Il cristianesimo poi e una religione che ha come dogma principale quello dell'incarnazione: la Parola di Dio, il Verbo, si e reso incontrabile dagli uomini in una particolare situazione storica e in una particolare cultura che, per Gesù, e quella ebraica del tempo di Augusto e di Tiberio.

Assodato il fatto che una cultura cristiana non solo è possibile, ma è necessaria, si tratta ora di vedere se esiste una cultura cattolica in Italia in questo secolo e che ruolo essa ha svolto.

Intanto bisogna preliminarmente sgombrare il terreno dall'eccessivo pessimismo circa l'inesistenza, o quanto meno la debolezza e la fragilità. della cultura cattolica nel nostro Paese.

Certo essa non annovera tra le sue file molti personaggi di statura europea, né la maggior parte dei suoi esponenti si distinguono per l'altezza dei loro voli.

Bisogna però pure dire che anche nel campo laico, fatta eccezione per due o tre figure di grande significato internazionale, non è che si riscontrano esponenti di interesse sovranazionale in questi anni.

Tuttavia il cattolicesimo in Italia per tutto il secolo ha permeato lo spirito della nostra società più che negli altri paesi europei e la sua presenza è viva e incontrabile ancora oggi nelle Università, nella letteratura, nel giornalismo, nell'editoria: magari senza fare chiasso, ma anche senza falsi pudori.

E' sicuramente la presenza di una minoranza, ma di una minoranza che respira e che si affida, finalmente più alla forza delle proprie idee che non a quella di un partito politico.

Certo l'organizzazione culturale dei cattolici in Italia è scarsa e poco evidente. ma non bisogna confondere la cultura con la "politica culturale" o, che è lo stesso, l'organizzazione culturale.

Il mondo laico, anzi quello più specificamente marxista, ha avuto dalla sua parte la forte direttiva impartita da Granisci secondo la quale la conquista del potere in un Paese a capitalismo avanzato comporta, preliminarmente, la conquista di una egemonia culturale. Infatti non è con la forza, afferma Granisci, che si può conquistare il potere, bensì con il consenso, ottenuto con la superiorità culturale.

Questo spiega perché dalla fine della ultima guerra il PCI ha avuto come obiettivo primario quello di impossessarsi degli strumenti della diffusione della cultura: la scuola prima di tutto, specialmente quella universitaria, e poi la radio, la televisione, il teatro, il cinema, le case editrici, le riviste, ecc., creando un perfetto sistema culturale.
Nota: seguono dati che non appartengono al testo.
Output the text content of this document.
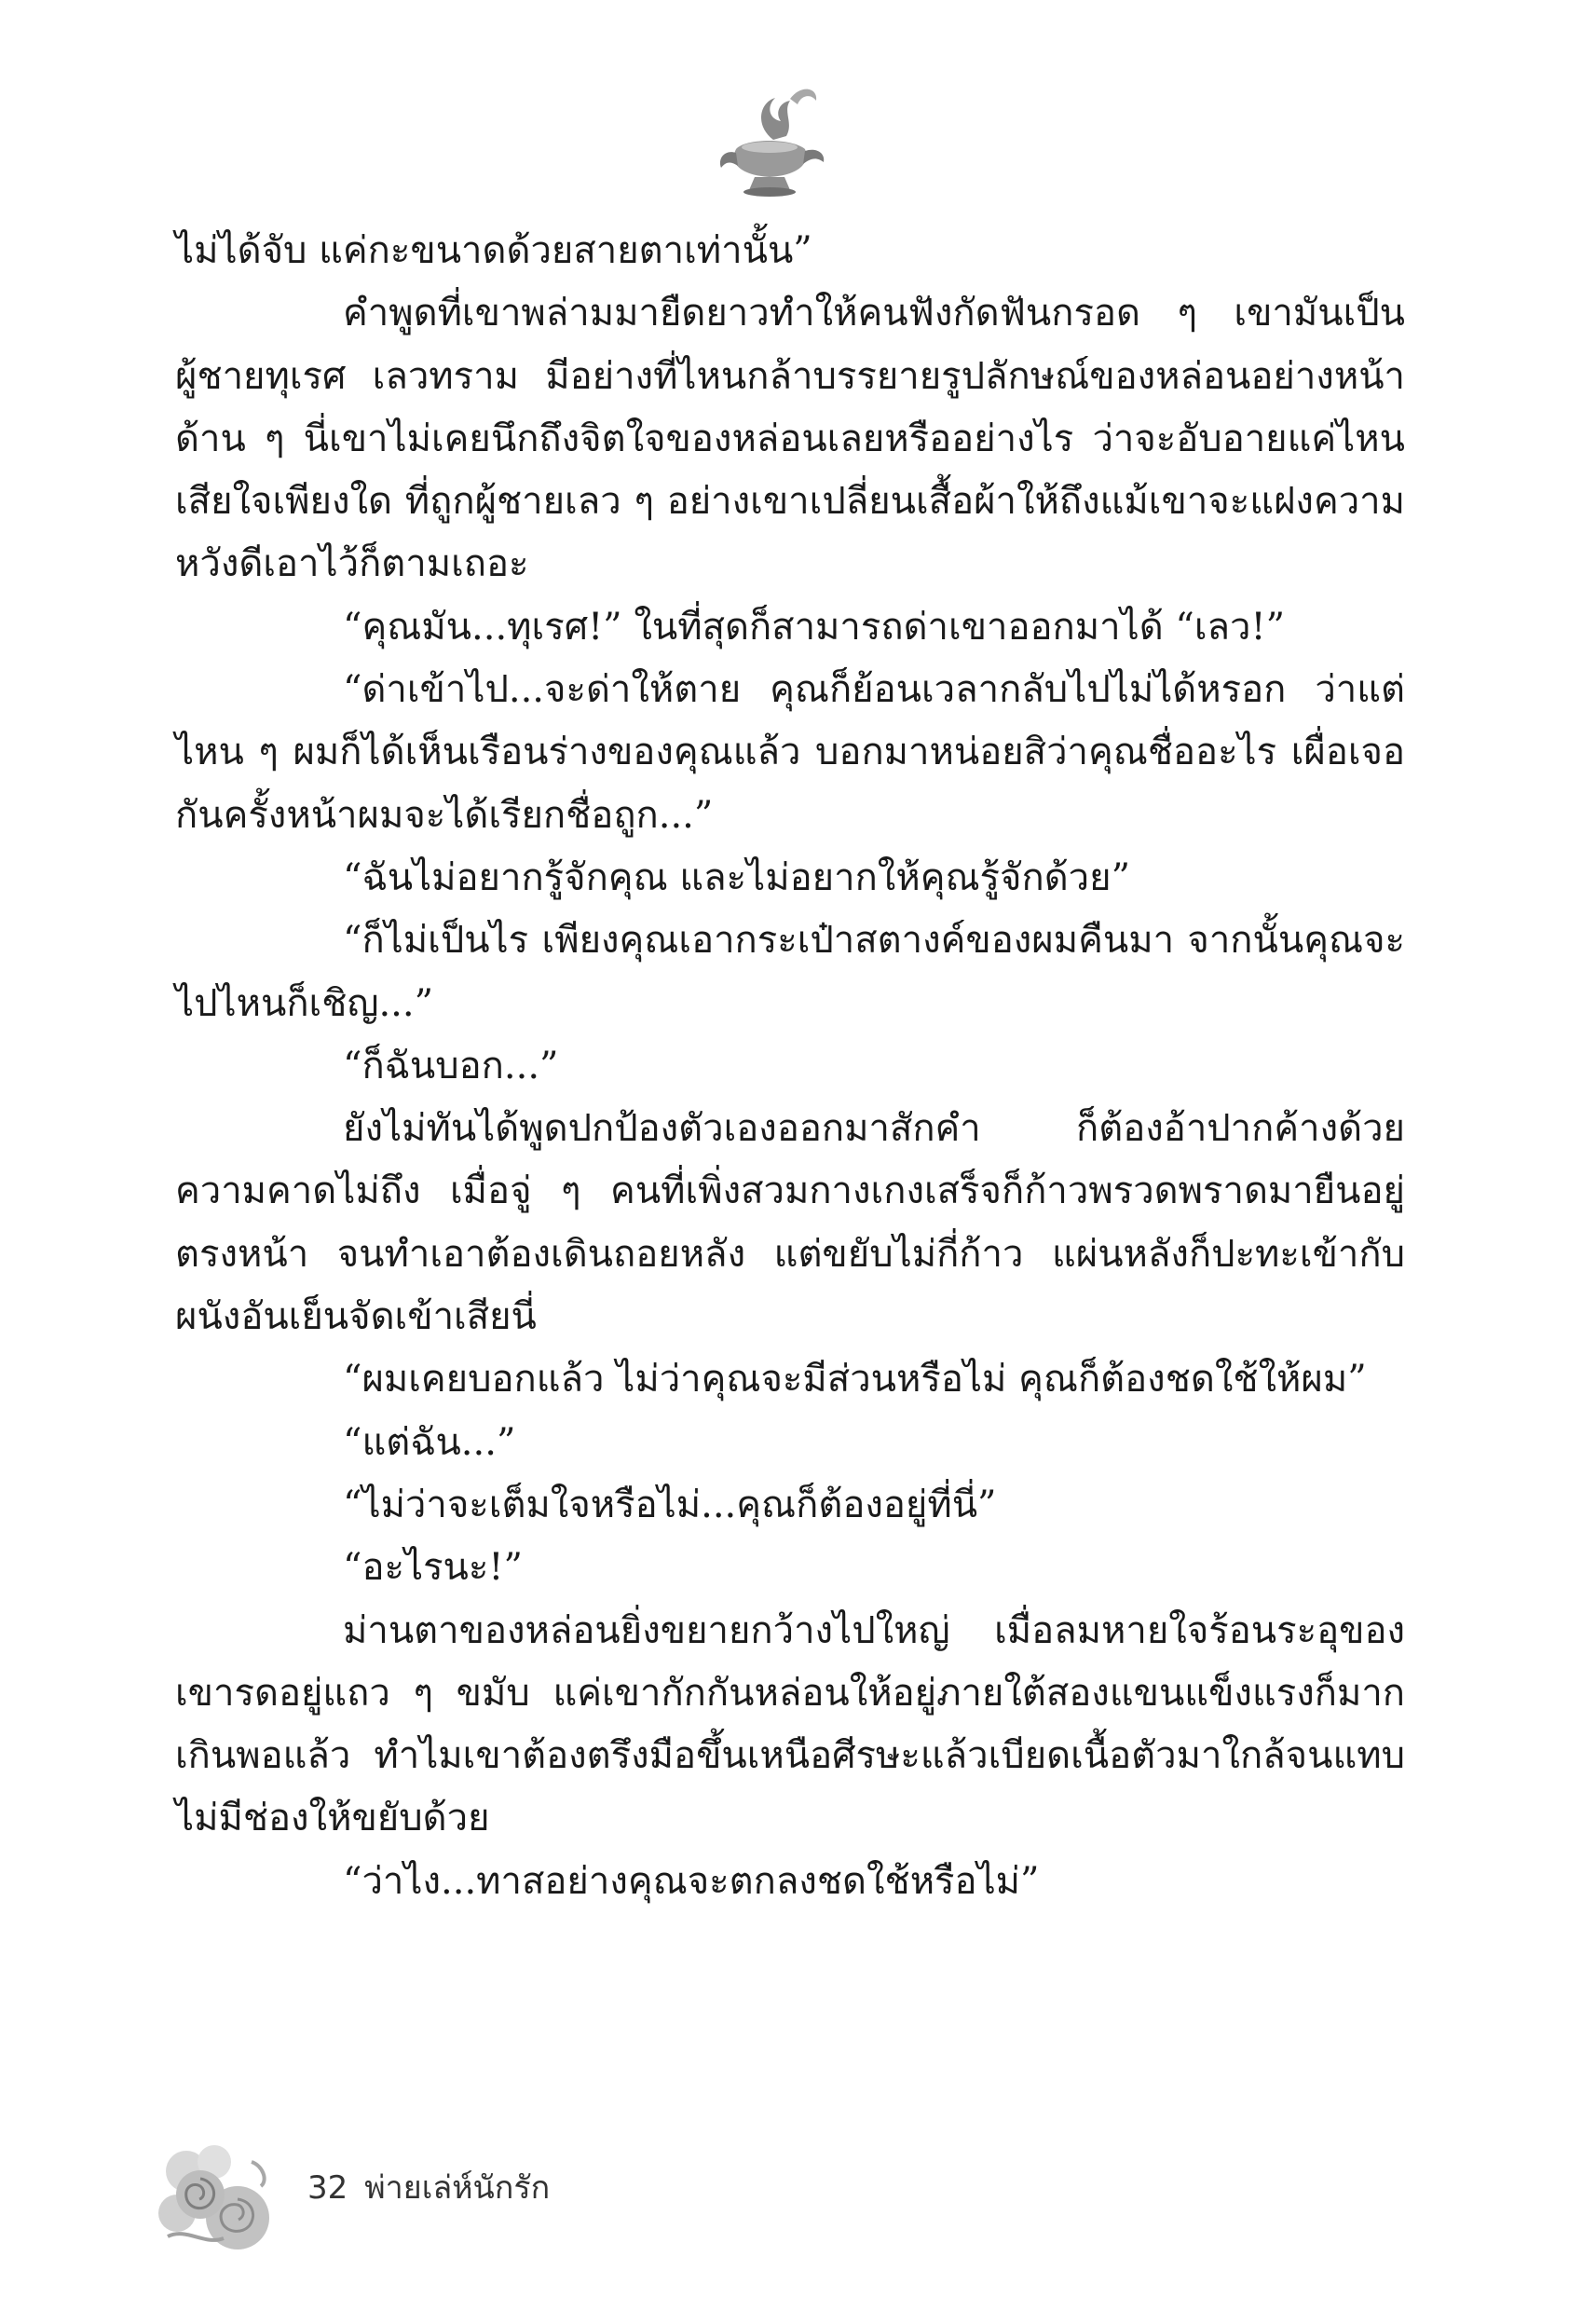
ไม่ได้จับ แค่กะขนาดด้วยสายตาเท่านั้น”

คำพูดที่เขาพล่ามมายืดยาวทำให้คนฟังกัดฟันกรอด ๆ เขามันเป็นผู้ชายทุเรศ เลวทราม มีอย่างที่ไหนกล้าบรรยายรูปลักษณ์ของหล่อนอย่างหน้าด้าน ๆ นี่เขาไม่เคยนึกถึงจิตใจของหล่อนเลยหรืออย่างไร ว่าจะอับอายแค่ไหน เสียใจเพียงใด ที่ถูกผู้ชายเลว ๆ อย่างเขาเปลี่ยนเสื้อผ้าให้ถึงแม้เขาจะแฝงความหวังดีเอาไว้ก็ตามเถอะ

“คุณมัน...ทุเรศ!” ในที่สุดก็สามารถด่าเขาออกมาได้ “เลว!”

“ด่าเข้าไป...จะด่าให้ตาย คุณก็ย้อนเวลากลับไปไม่ได้หรอก ว่าแต่ไหน ๆ ผมก็ได้เห็นเรือนร่างของคุณแล้ว บอกมาหน่อยสิว่าคุณชื่ออะไร เผื่อเจอกันครั้งหน้าผมจะได้เรียกชื่อถูก...”

“ฉันไม่อยากรู้จักคุณ และไม่อยากให้คุณรู้จักด้วย”

“ก็ไม่เป็นไร เพียงคุณเอากระเป๋าสตางค์ของผมคืนมา จากนั้นคุณจะไปไหนก็เชิญ...”

“ก็ฉันบอก...”

ยังไม่ทันได้พูดปกป้องตัวเองออกมาสักคำ ก็ต้องอ้าปากค้างด้วยความคาดไม่ถึง เมื่อจู่ ๆ คนที่เพิ่งสวมกางเกงเสร็จก็ก้าวพรวดพราดมายืนอยู่ตรงหน้า จนทำเอาต้องเดินถอยหลัง แต่ขยับไม่กี่ก้าว แผ่นหลังก็ปะทะเข้ากับผนังอันเย็นจัดเข้าเสียนี่

“ผมเคยบอกแล้ว ไม่ว่าคุณจะมีส่วนหรือไม่ คุณก็ต้องชดใช้ให้ผม”

“แต่ฉัน...”

“ไม่ว่าจะเต็มใจหรือไม่...คุณก็ต้องอยู่ที่นี่”

“อะไรนะ!”

ม่านตาของหล่อนยิ่งขยายกว้างไปใหญ่ เมื่อลมหายใจร้อนระอุของเขารดอยู่แถว ๆ ขมับ แค่เขากักกันหล่อนให้อยู่ภายใต้สองแขนแข็งแรงก็มากเกินพอแล้ว ทำไมเขาต้องตรึงมือขึ้นเหนือศีรษะแล้วเบียดเนื้อตัวมาใกล้จนแทบไม่มีช่องให้ขยับด้วย

“ว่าไง...ทาสอย่างคุณจะตกลงชดใช้หรือไม่”

32 พ่ายเล่ห์นักรัก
Bisogna comunque aggiungere che se è stato poderoso lo sforzo compiuto dal partito comunista, i risultati che si sono avuti non sono stati eclatanti o comunque pari all'impegno profuso. Infatti a differenza di quanto è avvenuto Oltralpe (Roger Garaudy in Francia, Emest Blocca in Germania), non si sono avute in Italia grosse elaborazioni culturali o personaggi che nel campo del marxismo hanno compiuto significative costruzioni filosofiche).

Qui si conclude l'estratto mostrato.